Bien Chère Petite Margot


Aujourd'hui pas de lettre mais je t'accuse reception de ton mandat donc je te remercie beaucoup il me rester encore 15f, j'en avait pas encore besoint, mais comme je t'ai dit je préfere avoir de l'avance, si c'est possible je rapporterai toujour ce que j'aurai de trop ma dépense ne sera pas plus grande pour cela.

Mais ont ignore toujour ce qui peu arriver.

La famille Rateau est redevenu amis intime avec la famille Morin ce n'est pas étonnant c'est un les même tétes, tant à Rateau le Bourelier, je m'aperçoit qu'il n'a pas beaucoup changer lui non plus, ce sont de drole de gen. Comme tu dis il c'étais bien fait payer si il ta prit 8f pour aller avec ton cheval à Bléré, c'est 8f qu'il à trouver en ce promenant.

Il donne pas leurs concoure pour rien ces gens la.

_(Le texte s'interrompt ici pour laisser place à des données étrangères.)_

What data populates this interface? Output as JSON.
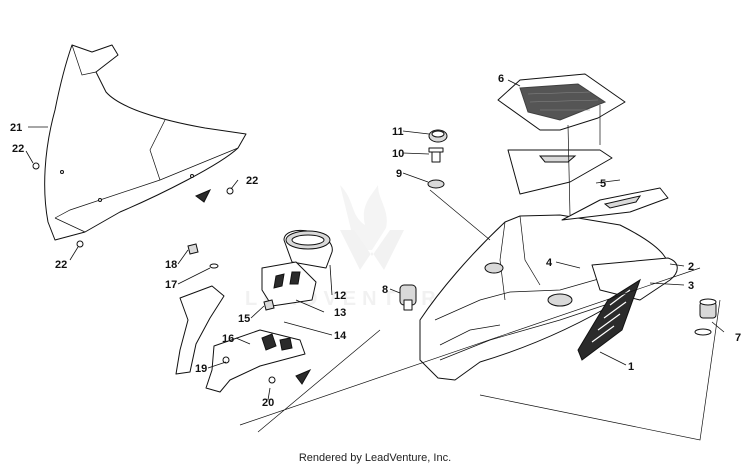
{
  "watermark": {
    "text": "LEADVENTURE"
  },
  "footer": {
    "text": "Rendered by LeadVenture, Inc."
  },
  "callouts": [
    "1",
    "2",
    "3",
    "4",
    "5",
    "6",
    "7",
    "8",
    "9",
    "10",
    "11",
    "12",
    "13",
    "14",
    "15",
    "16",
    "17",
    "18",
    "19",
    "20",
    "21",
    "22",
    "22",
    "22"
  ]
}
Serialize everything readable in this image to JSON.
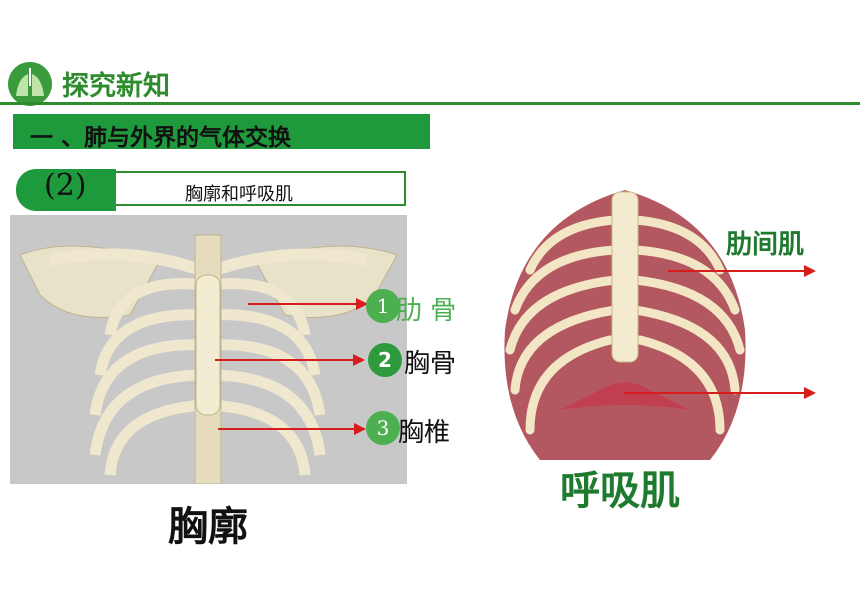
{
  "header": {
    "title": "探究新知"
  },
  "section": {
    "title": "一 、肺与外界的气体交换"
  },
  "subsection": {
    "number": "(2)",
    "title": "胸廓和呼吸肌"
  },
  "left_figure": {
    "caption": "胸廓",
    "labels": [
      {
        "num": "1",
        "text": "肋 骨"
      },
      {
        "num": "2",
        "text": "胸骨"
      },
      {
        "num": "3",
        "text": "胸椎"
      }
    ]
  },
  "right_figure": {
    "caption": "呼吸肌",
    "muscle_label": "肋间肌"
  },
  "colors": {
    "green": "#1e9a3c",
    "dark_green": "#1e7a2e",
    "arrow_red": "#d81b1b"
  }
}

Il en sera pas plus riche pour cela. Ils les feront peu être pas toujour payer de cette façons leurs service.

Son frère ne règle pas vite non plus je ne croit pas que la pose du petit bassin, soit conséquente, il n'est peu être lui aussi plus si à la hauteur qu'il à quelques fois été.

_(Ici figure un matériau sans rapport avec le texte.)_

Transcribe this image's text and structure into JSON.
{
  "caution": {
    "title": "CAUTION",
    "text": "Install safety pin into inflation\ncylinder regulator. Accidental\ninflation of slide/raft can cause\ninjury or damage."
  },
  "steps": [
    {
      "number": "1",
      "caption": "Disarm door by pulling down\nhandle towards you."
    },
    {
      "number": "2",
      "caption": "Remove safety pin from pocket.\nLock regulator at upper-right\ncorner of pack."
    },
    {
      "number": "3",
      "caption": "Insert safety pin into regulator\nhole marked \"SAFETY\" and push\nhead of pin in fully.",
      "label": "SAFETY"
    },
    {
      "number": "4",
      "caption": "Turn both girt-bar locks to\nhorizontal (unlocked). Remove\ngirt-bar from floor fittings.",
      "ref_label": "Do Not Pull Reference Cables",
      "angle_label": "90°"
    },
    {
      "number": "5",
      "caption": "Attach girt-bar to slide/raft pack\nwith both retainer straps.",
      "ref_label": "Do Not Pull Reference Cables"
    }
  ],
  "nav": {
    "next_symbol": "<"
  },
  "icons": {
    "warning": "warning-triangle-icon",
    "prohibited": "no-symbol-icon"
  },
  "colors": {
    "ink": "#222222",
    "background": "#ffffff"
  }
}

J'ai reçut une lettre du Lieutenant Franc de la compagnie qui à été blessé dans les même moments que moi il est à l'Hopital à Dijon, il a eu je croit un morceau de cuir enlevée, c'étais un brave lui aussi son état est satisfesant. Je la conserve tu verras, si c'est une lettre touchante, je pourrai la presenté au autorités, ils verront si j'ai fait mon devoir, il me dit de lui donner mon adresse écrite.

Ma Petite Margot je te quitte pour aujourd'hui en t'embrassant du plus profond de mon coeur ainsi que les Enfants et la maman.

Ton Mari qui t'aime pour la vie.


E. Vallet


La santé est bonne mais il faut attendre encore, peu être 15 jours pas avant je croit pas.